Леонтьев, идейное родство которого с Ницше гораздо ближе, чем далекое и даже проблематическое родство с ним Достоевского, – был не профессор, а глубоко практическая, и притом страстно-практическая, личность… Медик, гувернер, журналист и романист, дипломат, монах и, наконец, отшельник Оптиной пустыни, – он был, как сабля наголо: он не только «переступил бы порог» своего дома, но сейчас бы и бросился в битву, закипи она на улицах. С кем в битву? С теми же кумирами, которые разбил и Ницше. За какие идеалы? За те же, каким поклонялся Ницше.

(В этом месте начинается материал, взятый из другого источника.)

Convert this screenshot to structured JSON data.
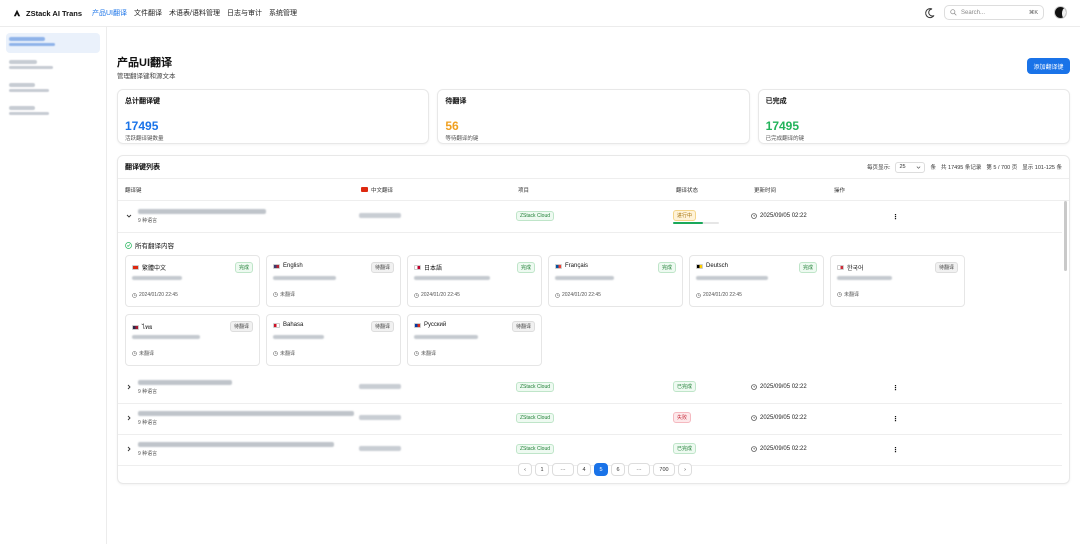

Идеал Леонтьева – эстетическая красота. Но не в книгах (Ницше), – а в самой жизни.
Леонтьев поклонился силе и красоте жизни, выразительности и мощи исторических линий, как новому «богу»… Ради него он от всего отвернулся. Сам ради этого нового «бога» он измял свою литературную деятельность и изломал свою биографию. Никто при жизни его не понимал, а по смерти его почтили… только «друзья». Но о них потом.
Ради этого нового «бога» красоты он разорвал с современною ему «утилитарно-эгалитарною» действительностью, с этой «пиджачной» цивилизацией, с этою культурою «черных фраков и туго накрахмаленных воротничков». Он из нее бежал… в монастырь. Он бежал бы в Афины, в общество Алкивиада, Аспазии и Перикла, но как это умерло и (по его мнению) было невоскресимо, то бежал в последнее убежище эстетики наших дней – в черный монастырь с его упорным отрицанием жизни. «Мантии монахов все-таки эстетичнее вицмундира чиновника и клетчатого пиджака берлинского или питерского буржуя».

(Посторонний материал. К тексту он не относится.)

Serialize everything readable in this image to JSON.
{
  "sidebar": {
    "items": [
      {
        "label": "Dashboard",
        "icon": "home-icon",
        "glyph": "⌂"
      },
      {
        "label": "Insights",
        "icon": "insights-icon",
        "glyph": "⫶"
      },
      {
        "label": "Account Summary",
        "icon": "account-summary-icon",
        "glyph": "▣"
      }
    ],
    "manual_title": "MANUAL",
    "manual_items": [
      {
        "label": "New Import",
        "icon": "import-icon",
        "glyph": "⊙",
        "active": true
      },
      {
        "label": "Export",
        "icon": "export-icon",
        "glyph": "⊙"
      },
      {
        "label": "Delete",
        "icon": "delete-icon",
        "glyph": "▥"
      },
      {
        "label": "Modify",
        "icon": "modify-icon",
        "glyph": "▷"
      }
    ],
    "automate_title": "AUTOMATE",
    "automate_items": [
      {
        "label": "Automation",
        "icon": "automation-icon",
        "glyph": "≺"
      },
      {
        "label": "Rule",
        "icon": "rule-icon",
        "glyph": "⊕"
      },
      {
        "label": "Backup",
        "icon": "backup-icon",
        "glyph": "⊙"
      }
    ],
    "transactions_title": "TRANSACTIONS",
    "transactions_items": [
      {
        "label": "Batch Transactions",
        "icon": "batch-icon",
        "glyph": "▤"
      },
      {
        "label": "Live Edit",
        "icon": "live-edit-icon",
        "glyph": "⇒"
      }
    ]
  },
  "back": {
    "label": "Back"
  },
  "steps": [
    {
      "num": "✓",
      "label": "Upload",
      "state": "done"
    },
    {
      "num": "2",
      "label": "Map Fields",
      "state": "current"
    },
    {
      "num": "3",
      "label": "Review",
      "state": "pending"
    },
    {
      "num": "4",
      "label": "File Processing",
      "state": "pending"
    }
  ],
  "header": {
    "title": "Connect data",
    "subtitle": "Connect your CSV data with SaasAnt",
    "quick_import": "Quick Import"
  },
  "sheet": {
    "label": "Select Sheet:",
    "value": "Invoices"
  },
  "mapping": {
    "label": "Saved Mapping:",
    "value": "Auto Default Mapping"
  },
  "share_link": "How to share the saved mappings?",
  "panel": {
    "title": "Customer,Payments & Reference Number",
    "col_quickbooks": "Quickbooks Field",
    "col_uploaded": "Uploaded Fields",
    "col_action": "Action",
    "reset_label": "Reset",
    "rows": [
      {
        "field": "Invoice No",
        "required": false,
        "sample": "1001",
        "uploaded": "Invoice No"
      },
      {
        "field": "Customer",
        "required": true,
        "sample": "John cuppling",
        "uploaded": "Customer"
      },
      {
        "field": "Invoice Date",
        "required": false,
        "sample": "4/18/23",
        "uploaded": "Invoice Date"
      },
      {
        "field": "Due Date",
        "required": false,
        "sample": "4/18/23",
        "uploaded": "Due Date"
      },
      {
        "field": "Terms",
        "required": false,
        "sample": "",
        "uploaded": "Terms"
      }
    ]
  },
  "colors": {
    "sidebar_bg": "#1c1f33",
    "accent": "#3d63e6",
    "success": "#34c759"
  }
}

Отрицание Леонтьева было практично, Ницше – только теоретично. Леонтьев перевел в жизнь свое отрицание, свою борьбу против текущей истории. Он, в самом деле, вышел из действительности: вот смысл его ухождения в монастырь. Ницше остался просто «германским литератором», преуспевшим по смерти до «европейского литератора»… Он очень хорошо уместился в рамках этой цивилизации, нисколько с нею не разойдясь. Отсюда и признание его, такое шумное и скорое после смерти, во всей Европе. Европа признала в Ницше «своего человека», хорошего буржуа и доброго лютеранина. Ведь «лютеране» иначе называются «протестантами», «протестующими». Ницше, как Байрон, как Руссо, как в молодости Пушкин, как всю жизнь Лермонтов, пел «демона» и протестовал против Бога и человечества; но обыватели с берегов Темзы, Шпрее и Невы добродушно хлопали по плечу Байрона, Гёте, Пушкина, Лермонтова и Ницше, зная, что «свой своему глаза не выклюнет»… – «Ну, вот; и мы все в Бога не веруем и над христианством посмеиваемся в кулак, – говорили обыватели, пропуская «маленькую» за галстух, – у нас и Штраус, и Ренан, а теперь и вы, Фридрих Ницше, украшаете словесность».